A new study testing the speed of quantum computers and conventional computers has proven that quantum is far from being the fastest computer on the planet, with the speed test indicating a draw between the two computers.

Even though it was marketed earlier to have the ability to solve problems that are way past the range of traditional computers, the quantum computer produced by Canadian firm D-Wave Systems is still far from the company's intended goals.

“The D-Wave computer, marketed as a groundbreaking quantum machine that runs circles around conventional computers, solves problems no faster than an ordinary rival, a new test shows,” states the study, Quantum or not, controversial computer yields no speedup, published by the Science Magazine this June.

Along with colleagues, physicist Matthias Troyer at Swiss Federal Institute of Technology in Zurich says that the time it took the quantum computer to solve a setback increased exponentially with the size of the setback, just like a conventional computer. As the problem or setback’s size grows, the quantum computer does not show quantum speedup.
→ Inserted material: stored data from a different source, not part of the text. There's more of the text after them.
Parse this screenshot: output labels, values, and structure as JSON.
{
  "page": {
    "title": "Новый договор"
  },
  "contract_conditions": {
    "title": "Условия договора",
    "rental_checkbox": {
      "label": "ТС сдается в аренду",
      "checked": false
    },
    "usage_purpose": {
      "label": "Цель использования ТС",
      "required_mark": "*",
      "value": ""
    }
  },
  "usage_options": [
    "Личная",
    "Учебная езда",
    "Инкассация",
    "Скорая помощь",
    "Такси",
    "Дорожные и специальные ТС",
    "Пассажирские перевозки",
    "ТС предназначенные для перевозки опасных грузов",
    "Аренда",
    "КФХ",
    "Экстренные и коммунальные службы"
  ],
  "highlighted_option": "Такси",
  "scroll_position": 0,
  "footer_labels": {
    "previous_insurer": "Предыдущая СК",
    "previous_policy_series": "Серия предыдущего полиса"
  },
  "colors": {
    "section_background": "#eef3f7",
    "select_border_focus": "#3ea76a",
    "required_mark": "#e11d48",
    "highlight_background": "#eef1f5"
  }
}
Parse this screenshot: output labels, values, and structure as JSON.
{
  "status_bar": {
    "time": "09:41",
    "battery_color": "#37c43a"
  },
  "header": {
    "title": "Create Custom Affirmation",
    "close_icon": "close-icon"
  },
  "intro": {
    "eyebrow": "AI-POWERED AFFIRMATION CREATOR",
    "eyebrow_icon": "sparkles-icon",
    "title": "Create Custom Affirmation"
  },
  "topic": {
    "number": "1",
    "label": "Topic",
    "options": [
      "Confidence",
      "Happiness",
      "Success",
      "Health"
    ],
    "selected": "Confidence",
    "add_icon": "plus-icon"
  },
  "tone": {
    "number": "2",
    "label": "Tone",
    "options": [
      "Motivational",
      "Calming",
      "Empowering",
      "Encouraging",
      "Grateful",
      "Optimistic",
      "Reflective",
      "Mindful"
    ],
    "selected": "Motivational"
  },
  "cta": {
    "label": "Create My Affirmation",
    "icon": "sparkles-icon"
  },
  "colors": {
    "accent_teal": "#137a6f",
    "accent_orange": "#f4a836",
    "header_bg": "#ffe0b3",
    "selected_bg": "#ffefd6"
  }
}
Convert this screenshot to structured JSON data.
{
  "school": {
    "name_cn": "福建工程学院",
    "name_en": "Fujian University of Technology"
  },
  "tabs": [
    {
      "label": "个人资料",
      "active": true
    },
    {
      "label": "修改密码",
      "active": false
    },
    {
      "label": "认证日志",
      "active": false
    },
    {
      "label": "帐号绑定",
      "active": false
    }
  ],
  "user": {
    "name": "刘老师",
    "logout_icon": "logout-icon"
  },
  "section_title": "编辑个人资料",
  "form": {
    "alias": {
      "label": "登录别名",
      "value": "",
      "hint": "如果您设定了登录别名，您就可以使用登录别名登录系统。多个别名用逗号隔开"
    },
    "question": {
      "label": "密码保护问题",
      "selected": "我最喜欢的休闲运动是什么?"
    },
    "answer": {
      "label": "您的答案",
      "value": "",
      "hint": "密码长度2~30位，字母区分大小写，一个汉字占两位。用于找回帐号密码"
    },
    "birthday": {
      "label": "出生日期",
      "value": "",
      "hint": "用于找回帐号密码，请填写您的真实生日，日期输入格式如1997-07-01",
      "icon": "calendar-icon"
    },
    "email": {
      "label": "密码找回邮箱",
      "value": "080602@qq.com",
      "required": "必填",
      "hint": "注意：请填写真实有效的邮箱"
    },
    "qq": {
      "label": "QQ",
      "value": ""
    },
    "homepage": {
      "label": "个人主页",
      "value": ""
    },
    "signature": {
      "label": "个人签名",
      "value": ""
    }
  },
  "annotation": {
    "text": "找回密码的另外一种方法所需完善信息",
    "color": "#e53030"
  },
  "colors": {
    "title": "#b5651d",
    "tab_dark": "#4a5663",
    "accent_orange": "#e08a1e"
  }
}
“To be useful, you need it to have speed-up. And so far we have not seen that. That doesn’t mean that it can’t exist," Troyer points out to National Post. 

D-Wave, however, refutes that the computations used and made in the study were too easy to even show what the innovative chips of their quantum devices can actually do. Its co-founder and chairman also says Troyer’s research might be outmoded already.

“They need to pick problems that are much harder,” Colin Williams, a computer scientist and D-Wave’s business development director, tells Wired. 

Williams cites a recent study done by Itay Hen, a computer scientist at the University of Southern California, which shows that D-Wave’s quantum machines computed much faster than a conventional computer. Hen even presented some results during the Third Workshop in Adiabatic Quantum Computing last week in Los Angeles yet reminded that his work is still in its preliminary stages.

D-Wave Systems insists that its quantum computers perform faster thousands of times than any of the conventional personal computers.

“Rather than store information as 0s or 1s as conventional computers do, a quantum computer uses qubits – which can be a 1 or a 0 or both at the same time. This 'quantum superposition,' along with the quantum effects of entanglement and quantum tunnelling, enable quantum computers to consider and manipulate all combinations of bits simultaneously, making quantum computation powerful and fast,” reads the description from the D-Wave Systems website.

A venture capitalist, Haig Farris also says to the National Post that the physicist's research is “one snip in a continuum, one little piece of information.”

“If you go back to the start of computing in the ’50s, when they first commercialized the transistor, all the transistors could do in those days was run a tiny little clock. It took 50 years and a trillion dollars worth of expenditures to get the whole computing industry where it is today. So we’re a step along that way, and we’re very early stages. Whatever [Prof. Troyer] has to say a year or two from now will be irrelevant,” Farris adds.

Other researchers call such test of the controversial quantum computer the fairest comparison so far. It also appears some people in the quantum computing industry were convinced by Troyer’s research, however.

“What D-Wave’s people have claimed is they can manipulate information with the rules of quantum mechanics and have a gain at doing this. What we see from the paper … is that no such gain has been seen up to now,” Raymond Laflamme, executive director at University of Waterloo’s Institute for Quantum Computing, says to National Post.

Wim van Dam, a computer scientist from University of California, Santa Barbara, also thinks Troyer’s study is solid, putting a big question mark on D-Wave System’s promise of a significant speedup from its quantum computing.